Recientemente se han llevado a cabo diversos estudios para entender y dimensionar la participación del capital creativo en la economía, e incluso en su impacto a calidad de vida. Uno de ellos es el Índice de Capital Creativo diseñado por la fundación Calbert22 en colaboración con la consultora PriceWaterhouse Cooper para medir la creatividad e innovación de varias ciudades en Rusia. Otra red internacional que evalúa el capital creativo en las ciudades es la Red de Ciudades Creativas de la UNESCO compuesta por 180 ciudades bajo siete categorías distintas: diseño, gastronomía, artesanías, artes digitales, cine, literatura y música.
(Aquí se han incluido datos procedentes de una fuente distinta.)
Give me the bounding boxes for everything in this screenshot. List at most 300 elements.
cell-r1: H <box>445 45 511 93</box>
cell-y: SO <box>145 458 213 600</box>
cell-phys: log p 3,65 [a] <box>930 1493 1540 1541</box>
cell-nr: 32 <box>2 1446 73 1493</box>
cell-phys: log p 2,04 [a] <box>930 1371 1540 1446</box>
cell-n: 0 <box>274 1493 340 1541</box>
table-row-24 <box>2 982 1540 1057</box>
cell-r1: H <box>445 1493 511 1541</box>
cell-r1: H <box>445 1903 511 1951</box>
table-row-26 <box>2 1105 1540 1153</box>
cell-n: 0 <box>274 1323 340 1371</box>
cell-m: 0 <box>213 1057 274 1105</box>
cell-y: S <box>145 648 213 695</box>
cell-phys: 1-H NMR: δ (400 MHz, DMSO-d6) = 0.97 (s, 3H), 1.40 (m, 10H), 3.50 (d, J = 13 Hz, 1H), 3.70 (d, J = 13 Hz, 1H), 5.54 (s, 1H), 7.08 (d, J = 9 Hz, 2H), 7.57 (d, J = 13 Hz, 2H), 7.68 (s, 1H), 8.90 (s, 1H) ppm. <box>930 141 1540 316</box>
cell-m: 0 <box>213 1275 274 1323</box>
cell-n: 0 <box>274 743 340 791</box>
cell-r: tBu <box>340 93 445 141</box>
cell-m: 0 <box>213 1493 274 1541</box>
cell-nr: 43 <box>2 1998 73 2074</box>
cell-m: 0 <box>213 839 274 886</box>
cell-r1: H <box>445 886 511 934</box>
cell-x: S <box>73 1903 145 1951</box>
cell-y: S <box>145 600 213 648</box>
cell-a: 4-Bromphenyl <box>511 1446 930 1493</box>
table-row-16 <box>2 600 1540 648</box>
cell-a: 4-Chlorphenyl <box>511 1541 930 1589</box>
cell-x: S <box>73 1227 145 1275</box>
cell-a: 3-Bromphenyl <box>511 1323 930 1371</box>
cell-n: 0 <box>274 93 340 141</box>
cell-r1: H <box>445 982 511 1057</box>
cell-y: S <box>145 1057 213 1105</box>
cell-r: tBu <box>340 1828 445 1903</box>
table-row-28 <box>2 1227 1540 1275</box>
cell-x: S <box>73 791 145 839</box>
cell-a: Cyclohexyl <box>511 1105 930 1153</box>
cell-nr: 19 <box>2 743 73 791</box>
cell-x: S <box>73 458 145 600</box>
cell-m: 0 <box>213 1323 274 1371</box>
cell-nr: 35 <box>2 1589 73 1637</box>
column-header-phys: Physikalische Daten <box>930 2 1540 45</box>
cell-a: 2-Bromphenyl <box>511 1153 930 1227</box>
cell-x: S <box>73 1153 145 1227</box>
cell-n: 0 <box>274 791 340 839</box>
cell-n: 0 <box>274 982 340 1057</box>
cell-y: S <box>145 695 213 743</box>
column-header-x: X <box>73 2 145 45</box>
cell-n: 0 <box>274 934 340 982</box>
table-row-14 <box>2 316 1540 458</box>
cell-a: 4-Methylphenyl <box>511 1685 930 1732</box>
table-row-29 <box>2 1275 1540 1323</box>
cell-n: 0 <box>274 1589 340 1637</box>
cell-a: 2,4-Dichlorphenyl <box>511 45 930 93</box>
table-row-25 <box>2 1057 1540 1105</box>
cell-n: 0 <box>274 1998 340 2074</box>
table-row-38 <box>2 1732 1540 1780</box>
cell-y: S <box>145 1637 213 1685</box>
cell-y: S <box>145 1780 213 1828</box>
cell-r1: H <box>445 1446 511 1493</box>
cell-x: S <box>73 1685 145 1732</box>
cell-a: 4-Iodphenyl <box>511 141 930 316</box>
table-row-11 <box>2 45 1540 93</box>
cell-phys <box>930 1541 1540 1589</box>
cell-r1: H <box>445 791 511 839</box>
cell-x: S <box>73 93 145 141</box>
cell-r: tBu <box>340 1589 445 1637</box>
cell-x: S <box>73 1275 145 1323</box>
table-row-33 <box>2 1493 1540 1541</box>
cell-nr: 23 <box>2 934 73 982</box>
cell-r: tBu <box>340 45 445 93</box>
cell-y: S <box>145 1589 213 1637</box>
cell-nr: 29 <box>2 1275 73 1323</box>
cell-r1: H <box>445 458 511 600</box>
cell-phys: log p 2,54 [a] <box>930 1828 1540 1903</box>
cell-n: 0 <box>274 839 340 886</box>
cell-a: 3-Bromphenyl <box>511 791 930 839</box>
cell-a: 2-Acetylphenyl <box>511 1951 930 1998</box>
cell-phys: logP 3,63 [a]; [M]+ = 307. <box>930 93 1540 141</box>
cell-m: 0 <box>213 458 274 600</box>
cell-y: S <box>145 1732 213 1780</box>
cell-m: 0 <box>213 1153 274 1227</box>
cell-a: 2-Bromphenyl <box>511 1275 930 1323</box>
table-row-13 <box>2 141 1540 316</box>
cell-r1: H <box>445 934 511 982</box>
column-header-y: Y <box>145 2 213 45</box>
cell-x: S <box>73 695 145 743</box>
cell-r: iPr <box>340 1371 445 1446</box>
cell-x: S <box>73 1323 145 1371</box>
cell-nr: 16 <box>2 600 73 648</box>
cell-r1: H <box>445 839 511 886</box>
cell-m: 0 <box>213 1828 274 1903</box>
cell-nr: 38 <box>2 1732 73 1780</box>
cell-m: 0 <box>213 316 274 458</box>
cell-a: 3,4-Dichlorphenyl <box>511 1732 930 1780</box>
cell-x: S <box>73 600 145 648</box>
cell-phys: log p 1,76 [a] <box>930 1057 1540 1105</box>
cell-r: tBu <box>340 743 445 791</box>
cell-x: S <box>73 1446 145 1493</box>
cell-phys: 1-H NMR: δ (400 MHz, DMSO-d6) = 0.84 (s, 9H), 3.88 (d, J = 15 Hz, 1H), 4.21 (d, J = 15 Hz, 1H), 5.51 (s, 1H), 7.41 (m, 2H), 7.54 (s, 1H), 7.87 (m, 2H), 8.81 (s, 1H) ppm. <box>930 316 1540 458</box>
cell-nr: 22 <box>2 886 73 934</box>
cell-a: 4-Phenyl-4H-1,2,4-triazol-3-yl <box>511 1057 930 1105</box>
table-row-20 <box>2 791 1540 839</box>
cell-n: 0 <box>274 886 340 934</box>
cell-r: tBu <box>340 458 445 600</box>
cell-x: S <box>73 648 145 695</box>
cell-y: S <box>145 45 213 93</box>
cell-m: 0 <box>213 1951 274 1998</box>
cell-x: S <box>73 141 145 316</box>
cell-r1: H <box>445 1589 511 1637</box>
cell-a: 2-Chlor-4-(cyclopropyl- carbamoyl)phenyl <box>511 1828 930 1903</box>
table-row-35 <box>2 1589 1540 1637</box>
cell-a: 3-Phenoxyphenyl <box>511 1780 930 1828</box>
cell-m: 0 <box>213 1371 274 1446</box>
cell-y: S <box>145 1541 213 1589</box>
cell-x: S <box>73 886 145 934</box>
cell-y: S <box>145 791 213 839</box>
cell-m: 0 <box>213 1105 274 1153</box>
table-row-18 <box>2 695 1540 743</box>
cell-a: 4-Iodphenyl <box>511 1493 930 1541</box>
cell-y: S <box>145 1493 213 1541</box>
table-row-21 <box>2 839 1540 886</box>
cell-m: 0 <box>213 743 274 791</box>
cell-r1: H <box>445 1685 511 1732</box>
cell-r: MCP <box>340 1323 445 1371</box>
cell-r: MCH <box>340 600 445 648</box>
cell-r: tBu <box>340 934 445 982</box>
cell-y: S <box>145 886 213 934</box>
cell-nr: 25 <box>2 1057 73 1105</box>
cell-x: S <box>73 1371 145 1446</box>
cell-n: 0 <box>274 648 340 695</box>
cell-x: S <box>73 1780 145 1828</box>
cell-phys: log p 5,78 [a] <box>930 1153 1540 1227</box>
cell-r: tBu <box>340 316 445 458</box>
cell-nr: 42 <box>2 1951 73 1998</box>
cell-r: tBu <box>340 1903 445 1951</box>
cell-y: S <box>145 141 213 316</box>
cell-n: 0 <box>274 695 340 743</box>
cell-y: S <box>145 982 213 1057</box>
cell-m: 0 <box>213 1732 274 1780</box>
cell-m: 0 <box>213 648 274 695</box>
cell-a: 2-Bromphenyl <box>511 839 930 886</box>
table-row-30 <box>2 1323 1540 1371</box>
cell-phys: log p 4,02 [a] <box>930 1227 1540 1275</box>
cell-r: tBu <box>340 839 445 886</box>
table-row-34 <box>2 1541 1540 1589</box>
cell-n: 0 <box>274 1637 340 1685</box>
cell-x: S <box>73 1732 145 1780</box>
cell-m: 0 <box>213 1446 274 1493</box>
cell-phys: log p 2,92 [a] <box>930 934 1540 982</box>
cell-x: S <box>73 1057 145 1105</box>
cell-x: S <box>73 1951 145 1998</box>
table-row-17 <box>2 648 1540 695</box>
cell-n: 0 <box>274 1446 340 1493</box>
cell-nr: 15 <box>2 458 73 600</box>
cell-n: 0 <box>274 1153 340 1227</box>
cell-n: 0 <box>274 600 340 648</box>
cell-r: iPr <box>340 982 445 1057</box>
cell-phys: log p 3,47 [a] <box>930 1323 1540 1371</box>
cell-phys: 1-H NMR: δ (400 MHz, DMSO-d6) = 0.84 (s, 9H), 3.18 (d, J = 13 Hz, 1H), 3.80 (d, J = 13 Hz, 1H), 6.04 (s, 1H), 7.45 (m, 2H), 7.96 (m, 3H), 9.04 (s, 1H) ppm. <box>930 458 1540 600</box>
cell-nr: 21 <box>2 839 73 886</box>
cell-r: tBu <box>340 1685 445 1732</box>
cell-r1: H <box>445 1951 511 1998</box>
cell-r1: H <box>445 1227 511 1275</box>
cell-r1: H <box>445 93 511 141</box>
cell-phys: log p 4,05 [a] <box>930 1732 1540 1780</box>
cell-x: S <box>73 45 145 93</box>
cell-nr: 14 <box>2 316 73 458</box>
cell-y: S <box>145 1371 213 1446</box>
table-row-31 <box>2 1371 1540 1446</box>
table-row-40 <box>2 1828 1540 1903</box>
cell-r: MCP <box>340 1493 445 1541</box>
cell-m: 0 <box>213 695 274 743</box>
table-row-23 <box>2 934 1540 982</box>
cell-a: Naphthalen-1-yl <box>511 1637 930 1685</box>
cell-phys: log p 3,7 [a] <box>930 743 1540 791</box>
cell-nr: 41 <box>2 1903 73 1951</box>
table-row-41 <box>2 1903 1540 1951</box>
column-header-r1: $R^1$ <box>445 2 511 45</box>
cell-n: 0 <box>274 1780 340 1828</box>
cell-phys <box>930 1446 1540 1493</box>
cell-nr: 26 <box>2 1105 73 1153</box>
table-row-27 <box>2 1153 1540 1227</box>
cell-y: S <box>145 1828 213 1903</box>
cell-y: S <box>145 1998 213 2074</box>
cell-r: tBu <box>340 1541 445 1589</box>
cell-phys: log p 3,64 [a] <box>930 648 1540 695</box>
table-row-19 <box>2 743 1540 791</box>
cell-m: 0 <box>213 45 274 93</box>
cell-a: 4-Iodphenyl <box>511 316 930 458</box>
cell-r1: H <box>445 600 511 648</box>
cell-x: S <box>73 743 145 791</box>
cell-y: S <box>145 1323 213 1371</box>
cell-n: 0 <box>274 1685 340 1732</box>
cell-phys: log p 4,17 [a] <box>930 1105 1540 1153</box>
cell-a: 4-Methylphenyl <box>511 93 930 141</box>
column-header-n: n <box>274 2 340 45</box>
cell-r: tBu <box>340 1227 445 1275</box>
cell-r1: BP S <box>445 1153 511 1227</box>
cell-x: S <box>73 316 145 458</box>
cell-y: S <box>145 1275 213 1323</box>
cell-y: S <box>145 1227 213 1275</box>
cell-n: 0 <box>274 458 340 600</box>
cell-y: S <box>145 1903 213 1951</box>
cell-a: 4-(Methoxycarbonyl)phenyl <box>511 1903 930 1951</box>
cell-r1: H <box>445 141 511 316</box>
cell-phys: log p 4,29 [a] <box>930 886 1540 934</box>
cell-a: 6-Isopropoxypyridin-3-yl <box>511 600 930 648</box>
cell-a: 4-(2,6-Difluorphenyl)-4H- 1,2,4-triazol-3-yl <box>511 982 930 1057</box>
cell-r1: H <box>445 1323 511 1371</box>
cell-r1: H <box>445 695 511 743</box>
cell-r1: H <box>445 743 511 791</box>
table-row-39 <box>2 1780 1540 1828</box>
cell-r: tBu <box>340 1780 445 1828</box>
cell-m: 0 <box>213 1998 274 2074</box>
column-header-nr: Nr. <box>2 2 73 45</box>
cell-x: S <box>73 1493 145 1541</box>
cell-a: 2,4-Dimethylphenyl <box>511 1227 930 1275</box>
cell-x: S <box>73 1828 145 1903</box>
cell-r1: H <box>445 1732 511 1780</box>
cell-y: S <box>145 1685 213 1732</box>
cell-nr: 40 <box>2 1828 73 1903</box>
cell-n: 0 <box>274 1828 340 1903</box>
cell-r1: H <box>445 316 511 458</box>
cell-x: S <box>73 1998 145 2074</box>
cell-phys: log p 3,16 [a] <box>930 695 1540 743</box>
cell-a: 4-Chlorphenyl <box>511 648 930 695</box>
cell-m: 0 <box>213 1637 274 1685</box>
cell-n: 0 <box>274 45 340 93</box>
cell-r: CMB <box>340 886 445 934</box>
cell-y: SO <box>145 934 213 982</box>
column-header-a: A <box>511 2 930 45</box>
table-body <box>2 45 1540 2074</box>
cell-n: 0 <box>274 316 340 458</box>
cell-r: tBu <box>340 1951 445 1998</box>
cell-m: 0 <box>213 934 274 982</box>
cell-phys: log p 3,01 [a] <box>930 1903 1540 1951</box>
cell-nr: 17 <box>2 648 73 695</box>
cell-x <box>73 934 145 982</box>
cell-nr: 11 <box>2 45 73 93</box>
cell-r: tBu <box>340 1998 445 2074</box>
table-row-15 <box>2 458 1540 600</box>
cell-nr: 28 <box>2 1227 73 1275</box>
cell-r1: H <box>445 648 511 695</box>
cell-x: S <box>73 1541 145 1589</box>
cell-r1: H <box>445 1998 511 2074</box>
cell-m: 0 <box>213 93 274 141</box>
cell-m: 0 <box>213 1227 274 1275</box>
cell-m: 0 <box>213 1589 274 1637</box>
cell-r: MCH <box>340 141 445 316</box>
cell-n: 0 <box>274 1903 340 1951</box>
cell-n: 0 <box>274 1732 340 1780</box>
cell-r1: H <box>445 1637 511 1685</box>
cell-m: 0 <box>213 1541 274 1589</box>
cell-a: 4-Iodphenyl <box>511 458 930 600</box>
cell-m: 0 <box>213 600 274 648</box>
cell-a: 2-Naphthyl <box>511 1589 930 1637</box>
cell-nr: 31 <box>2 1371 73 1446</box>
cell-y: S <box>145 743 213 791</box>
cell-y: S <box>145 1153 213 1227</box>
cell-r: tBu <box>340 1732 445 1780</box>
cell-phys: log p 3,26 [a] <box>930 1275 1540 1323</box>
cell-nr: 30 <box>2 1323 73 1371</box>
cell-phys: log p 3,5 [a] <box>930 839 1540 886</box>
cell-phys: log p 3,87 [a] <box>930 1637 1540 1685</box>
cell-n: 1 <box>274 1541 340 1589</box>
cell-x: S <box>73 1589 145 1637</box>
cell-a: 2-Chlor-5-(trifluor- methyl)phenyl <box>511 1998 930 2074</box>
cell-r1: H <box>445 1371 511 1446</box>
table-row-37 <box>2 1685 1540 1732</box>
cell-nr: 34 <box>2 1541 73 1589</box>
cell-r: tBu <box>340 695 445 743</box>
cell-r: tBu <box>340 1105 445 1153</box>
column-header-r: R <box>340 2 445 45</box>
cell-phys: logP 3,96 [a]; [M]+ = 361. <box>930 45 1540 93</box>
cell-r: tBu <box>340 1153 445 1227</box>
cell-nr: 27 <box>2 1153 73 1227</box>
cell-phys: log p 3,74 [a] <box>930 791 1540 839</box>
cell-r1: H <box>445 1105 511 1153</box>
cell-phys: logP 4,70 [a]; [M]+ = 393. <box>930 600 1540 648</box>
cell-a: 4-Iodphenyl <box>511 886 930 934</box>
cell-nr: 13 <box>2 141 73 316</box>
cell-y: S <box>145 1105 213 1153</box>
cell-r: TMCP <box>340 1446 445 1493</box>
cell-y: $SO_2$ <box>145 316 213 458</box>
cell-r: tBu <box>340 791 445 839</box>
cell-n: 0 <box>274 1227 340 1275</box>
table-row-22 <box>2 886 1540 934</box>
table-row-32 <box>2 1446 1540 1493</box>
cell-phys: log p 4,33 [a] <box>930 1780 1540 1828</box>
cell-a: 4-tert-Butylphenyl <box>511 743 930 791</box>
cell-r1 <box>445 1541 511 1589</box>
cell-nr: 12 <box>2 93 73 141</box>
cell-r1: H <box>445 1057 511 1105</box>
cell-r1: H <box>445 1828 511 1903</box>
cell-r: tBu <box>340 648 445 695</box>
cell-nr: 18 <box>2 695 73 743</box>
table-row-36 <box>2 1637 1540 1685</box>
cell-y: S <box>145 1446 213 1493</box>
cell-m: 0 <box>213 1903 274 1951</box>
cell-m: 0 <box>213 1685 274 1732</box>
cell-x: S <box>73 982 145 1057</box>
En 2017, la Ciudad de México fue incluida en la Red de Ciudades Creativas de la UNESCO bajo la categoría de diseño, nombramiento que busca entender, valorar y potenciar todas las prácticas creativas que existen en el territorio de la metrópolis. El capital creativo de la Ciudad de México está anclado a tiempos prehispánicos y se ha nutrido de un palimpsesto histórico de manifestaciones culturales, el periodo novohispano, la modernidad y la era actual tecnológica, diversa e incluyente. Si bien, la CDMX se caracteriza por ser una ciudad creativa, apenas comienzan los esfuerzos por medir este activo y poder impulsarlo hacia mayores y mejores beneficios para la ciudad y el ecosistema.
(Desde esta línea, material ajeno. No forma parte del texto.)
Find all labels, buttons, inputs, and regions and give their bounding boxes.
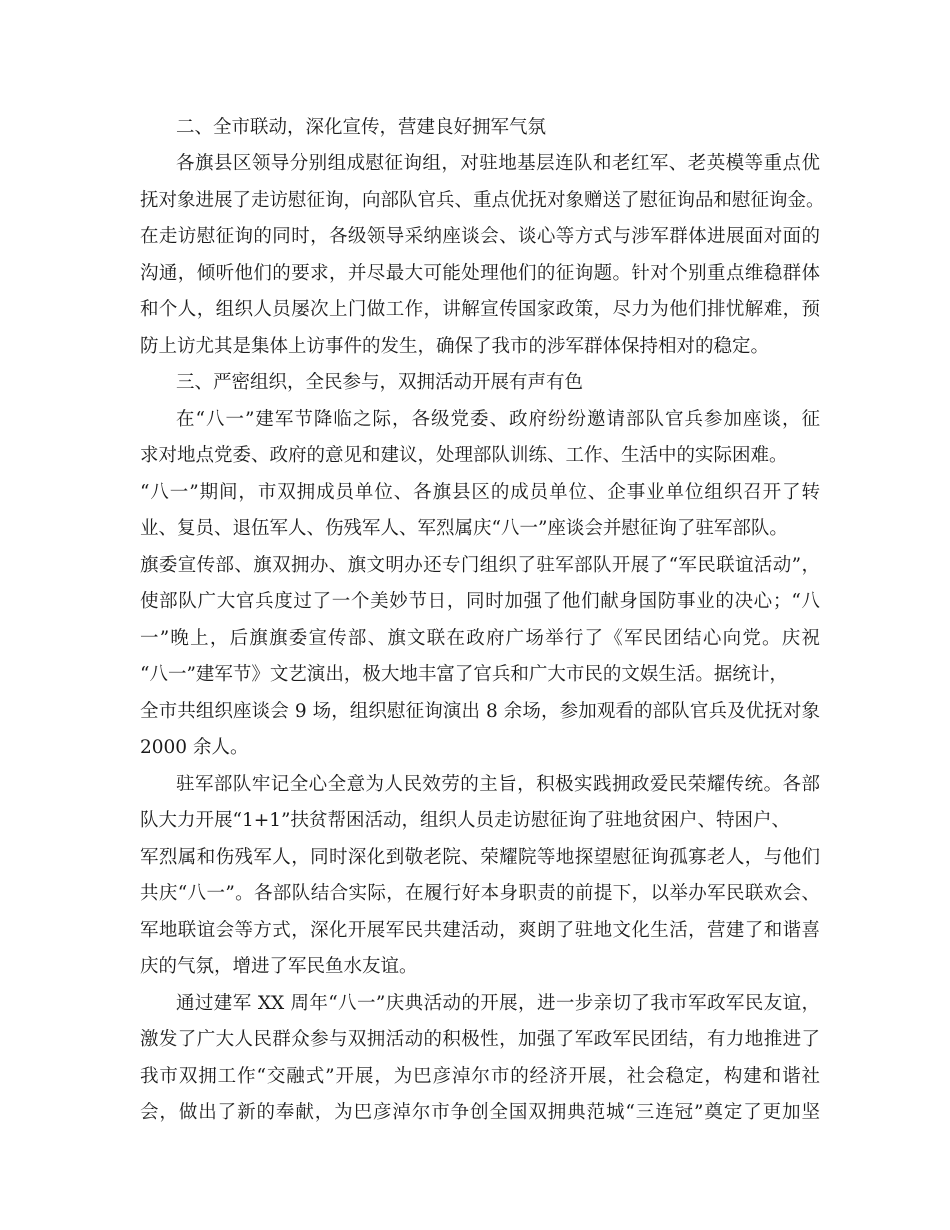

¿Qué pasaría si medimos la riqueza por la cantidad de creatividad que tenemos en vez de la cantidad de dinero que tenemos? Para el LabCDMX esta es la provocación principal para hablar de capital creativo. Esto se entiende y se vive a través del amalgama que se hace entre la cultura, la creatividad urbana y la economía creativa. Es la capacidad que tiene la Ciudad de México de querer estar en sus calles, de atraer talento y potenciar el existente, de ser diseñador activo del espacio en que vivimos.